It was the summer after the great election—and that was in the year ninety-one—and a fine evening it was. At that time, care was far from my Heart, and I was taking a dance in the barn with Mary Regan, my lady’s maid, when out comes Sir Thomas’s own man to say that I was wanted in the parlour. “Run, bad luck to ye,” says he, “and I’ll finish the jig for ye! Arrah, make haste, man! Some etarnal villin has slipt a paper under the gate, and the ould master’s fit to be tied. I never saw him so mad since he was chased home from Galway.” Away I goes; and when I got into the parlour, there I found Sir Thomas, God rest his soul! Father Pat Butler, the parish priest—and the driver, Izzy Blake.

Sir Thomas was sittin’ in the big armed chair he always sate in. He wasn’t to say much the worse for liker; but it was asy to persave that he had been lookin’ at somebody that was drinkin’. The priest, och! what a head he had! was cool as a cowcumber, and only Izzy’s nose was a deeper purple than when he sate down, you wouldn’t know he had a drop in. It was quite plain the party were in trouble; for, to smother grief, the ould master had slipped a second glass of poteeine into his tumbler just as I came in.

“Asy, Sir Thomas!—Drink asy!” said the priest. “The whisky’s killin’ ye by inches!”
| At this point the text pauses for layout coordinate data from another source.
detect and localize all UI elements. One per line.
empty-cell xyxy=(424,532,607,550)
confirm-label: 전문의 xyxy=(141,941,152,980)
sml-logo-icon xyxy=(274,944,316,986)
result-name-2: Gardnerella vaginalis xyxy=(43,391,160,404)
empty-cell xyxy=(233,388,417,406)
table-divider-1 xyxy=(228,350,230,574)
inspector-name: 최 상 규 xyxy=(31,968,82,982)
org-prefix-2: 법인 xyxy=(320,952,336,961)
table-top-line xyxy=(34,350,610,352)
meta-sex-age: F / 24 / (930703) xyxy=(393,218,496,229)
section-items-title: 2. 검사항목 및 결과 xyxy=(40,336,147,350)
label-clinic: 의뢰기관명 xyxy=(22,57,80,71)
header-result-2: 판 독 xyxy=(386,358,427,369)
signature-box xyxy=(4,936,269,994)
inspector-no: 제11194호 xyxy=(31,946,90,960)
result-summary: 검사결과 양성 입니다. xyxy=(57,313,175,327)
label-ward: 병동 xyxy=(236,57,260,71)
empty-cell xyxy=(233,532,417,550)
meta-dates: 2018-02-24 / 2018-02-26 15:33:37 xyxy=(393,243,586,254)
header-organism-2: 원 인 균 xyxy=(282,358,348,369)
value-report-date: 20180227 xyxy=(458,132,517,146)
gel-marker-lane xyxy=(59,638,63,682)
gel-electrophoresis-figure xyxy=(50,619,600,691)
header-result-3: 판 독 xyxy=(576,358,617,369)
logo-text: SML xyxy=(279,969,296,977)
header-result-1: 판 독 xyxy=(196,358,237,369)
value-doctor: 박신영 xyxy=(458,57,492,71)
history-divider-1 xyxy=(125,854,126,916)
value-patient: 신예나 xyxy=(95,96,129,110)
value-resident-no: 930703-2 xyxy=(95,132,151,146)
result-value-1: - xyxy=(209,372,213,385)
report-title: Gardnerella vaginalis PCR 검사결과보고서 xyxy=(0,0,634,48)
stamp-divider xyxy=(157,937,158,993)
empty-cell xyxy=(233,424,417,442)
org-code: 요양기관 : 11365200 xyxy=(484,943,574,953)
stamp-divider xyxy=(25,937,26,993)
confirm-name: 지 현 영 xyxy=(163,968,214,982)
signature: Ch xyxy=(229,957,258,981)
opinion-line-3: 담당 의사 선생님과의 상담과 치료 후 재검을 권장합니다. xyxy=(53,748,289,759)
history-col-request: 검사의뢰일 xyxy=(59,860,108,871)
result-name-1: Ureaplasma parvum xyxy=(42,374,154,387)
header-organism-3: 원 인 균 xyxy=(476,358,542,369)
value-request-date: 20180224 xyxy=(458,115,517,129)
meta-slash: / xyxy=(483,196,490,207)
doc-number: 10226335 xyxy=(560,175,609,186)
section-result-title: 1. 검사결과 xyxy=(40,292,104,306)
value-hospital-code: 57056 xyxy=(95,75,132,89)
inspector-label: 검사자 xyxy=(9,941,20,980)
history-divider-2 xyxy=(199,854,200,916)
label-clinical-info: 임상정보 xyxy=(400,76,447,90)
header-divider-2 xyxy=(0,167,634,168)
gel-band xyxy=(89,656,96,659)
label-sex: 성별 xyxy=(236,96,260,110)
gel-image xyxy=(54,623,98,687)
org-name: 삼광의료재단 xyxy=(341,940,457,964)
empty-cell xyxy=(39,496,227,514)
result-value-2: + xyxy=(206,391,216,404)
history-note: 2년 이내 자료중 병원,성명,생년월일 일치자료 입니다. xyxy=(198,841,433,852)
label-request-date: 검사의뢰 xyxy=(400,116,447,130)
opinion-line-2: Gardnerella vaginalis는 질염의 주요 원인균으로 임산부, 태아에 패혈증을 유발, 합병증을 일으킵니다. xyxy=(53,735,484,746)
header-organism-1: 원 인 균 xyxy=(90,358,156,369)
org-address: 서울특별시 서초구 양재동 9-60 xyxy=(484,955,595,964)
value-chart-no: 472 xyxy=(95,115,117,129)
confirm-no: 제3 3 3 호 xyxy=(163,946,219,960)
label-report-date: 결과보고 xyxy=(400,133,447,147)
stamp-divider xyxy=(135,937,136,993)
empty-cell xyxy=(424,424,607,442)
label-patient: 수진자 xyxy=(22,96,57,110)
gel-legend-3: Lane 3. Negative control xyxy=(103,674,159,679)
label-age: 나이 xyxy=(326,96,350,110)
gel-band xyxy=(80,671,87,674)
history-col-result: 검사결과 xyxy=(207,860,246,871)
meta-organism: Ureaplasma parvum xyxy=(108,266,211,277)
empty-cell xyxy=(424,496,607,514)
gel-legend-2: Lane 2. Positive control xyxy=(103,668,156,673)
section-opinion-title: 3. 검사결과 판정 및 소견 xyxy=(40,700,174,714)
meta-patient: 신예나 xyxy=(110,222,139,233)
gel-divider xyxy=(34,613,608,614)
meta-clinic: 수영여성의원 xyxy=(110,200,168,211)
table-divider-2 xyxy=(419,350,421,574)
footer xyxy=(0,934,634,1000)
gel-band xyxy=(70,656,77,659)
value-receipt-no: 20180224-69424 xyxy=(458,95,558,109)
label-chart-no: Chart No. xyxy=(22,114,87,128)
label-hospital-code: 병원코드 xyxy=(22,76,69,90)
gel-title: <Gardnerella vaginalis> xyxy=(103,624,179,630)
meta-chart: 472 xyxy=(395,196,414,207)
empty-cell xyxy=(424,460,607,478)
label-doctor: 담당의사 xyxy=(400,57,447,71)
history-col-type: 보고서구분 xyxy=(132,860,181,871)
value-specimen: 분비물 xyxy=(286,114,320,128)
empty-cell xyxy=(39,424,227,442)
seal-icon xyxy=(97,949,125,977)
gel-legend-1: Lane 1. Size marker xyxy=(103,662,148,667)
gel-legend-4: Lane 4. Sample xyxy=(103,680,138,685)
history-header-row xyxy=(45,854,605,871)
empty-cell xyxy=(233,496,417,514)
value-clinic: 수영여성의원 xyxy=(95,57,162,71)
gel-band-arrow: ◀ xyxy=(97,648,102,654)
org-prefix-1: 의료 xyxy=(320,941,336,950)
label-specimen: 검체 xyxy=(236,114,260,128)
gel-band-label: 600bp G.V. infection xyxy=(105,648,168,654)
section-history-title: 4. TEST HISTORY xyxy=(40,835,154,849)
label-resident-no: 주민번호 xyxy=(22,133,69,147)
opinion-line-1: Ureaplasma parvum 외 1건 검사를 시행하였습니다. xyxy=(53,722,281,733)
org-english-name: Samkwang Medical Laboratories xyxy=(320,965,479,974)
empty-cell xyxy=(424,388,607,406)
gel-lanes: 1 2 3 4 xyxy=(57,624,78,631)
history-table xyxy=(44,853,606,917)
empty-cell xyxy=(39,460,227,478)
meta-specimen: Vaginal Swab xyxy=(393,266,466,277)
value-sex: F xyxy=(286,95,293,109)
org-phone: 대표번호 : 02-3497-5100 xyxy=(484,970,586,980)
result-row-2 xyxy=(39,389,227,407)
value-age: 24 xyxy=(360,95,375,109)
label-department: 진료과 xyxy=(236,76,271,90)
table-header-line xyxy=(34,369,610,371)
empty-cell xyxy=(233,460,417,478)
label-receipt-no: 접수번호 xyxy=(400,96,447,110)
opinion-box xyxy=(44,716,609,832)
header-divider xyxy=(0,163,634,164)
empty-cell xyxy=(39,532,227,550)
“Arrah, balderdash! Pat Butler, won’t ye let me take the colour of death off the water, man, and me threatened with the gout? It’s the law that’s fairly murderin’ me. Bad luck attend all consarned with the same! At the blast of the mail horn my heart bates like a bird; for within the last two years I have got as many lattitats by post, as would paper the drawin’-room. Shemus Rhua,” says he, turning to me,—“did ye see a black-lookin’ thief about the place, when ye were hunting the young setters on the moor?”

“Arrah, Sir Thomas, if I did, don’t ye think I would have been after askin’ him what he was doin’ there?”

“Sibby Byrn saw him thrust these d____d papers under the gate, and then cut over the bog as if the divil was at his heels. Well—small blame to him for runnin’—for, by all that’s beautiful, if I had gripped him, he would have gone back to the villain that employs him, lighter by both lugs. Sit down, Shemus. Izzy Blake, fill the boy a glass.” And then he began, poor ould gentleman, askin’ me about the dogs; but before I could answer him, he gave a sigh. “Arrah,” says he, “what need I be talkin’ about dogs, when, after November next, the divil a four-footed baste will be left upon Killcrogher, good nor bad!”

“Something must be done immediately,” said the priest. “If they foreclose the mortgage, and get a recaver on the estate, we’re done for.”

“If we could only raise five thousand to pay that cursed claim, we might stave off the other things till some good luck would turn up,” said the driver.

Sir Thomas sighed. Troth, an enemy would have pitied him!

“Arrah, Izzy Blake—that day will never come! Don’t talk of good luck, that’s over with me,” says he. “O Lord! to be baten by Peter Daly—and his grandmother before him, keepin’ a huxtery in Loughrea—and then to be hunted home afterwards, like a tithe-proctor! It’s enough to drive a man to drink, or make a quaker kick his own mother.”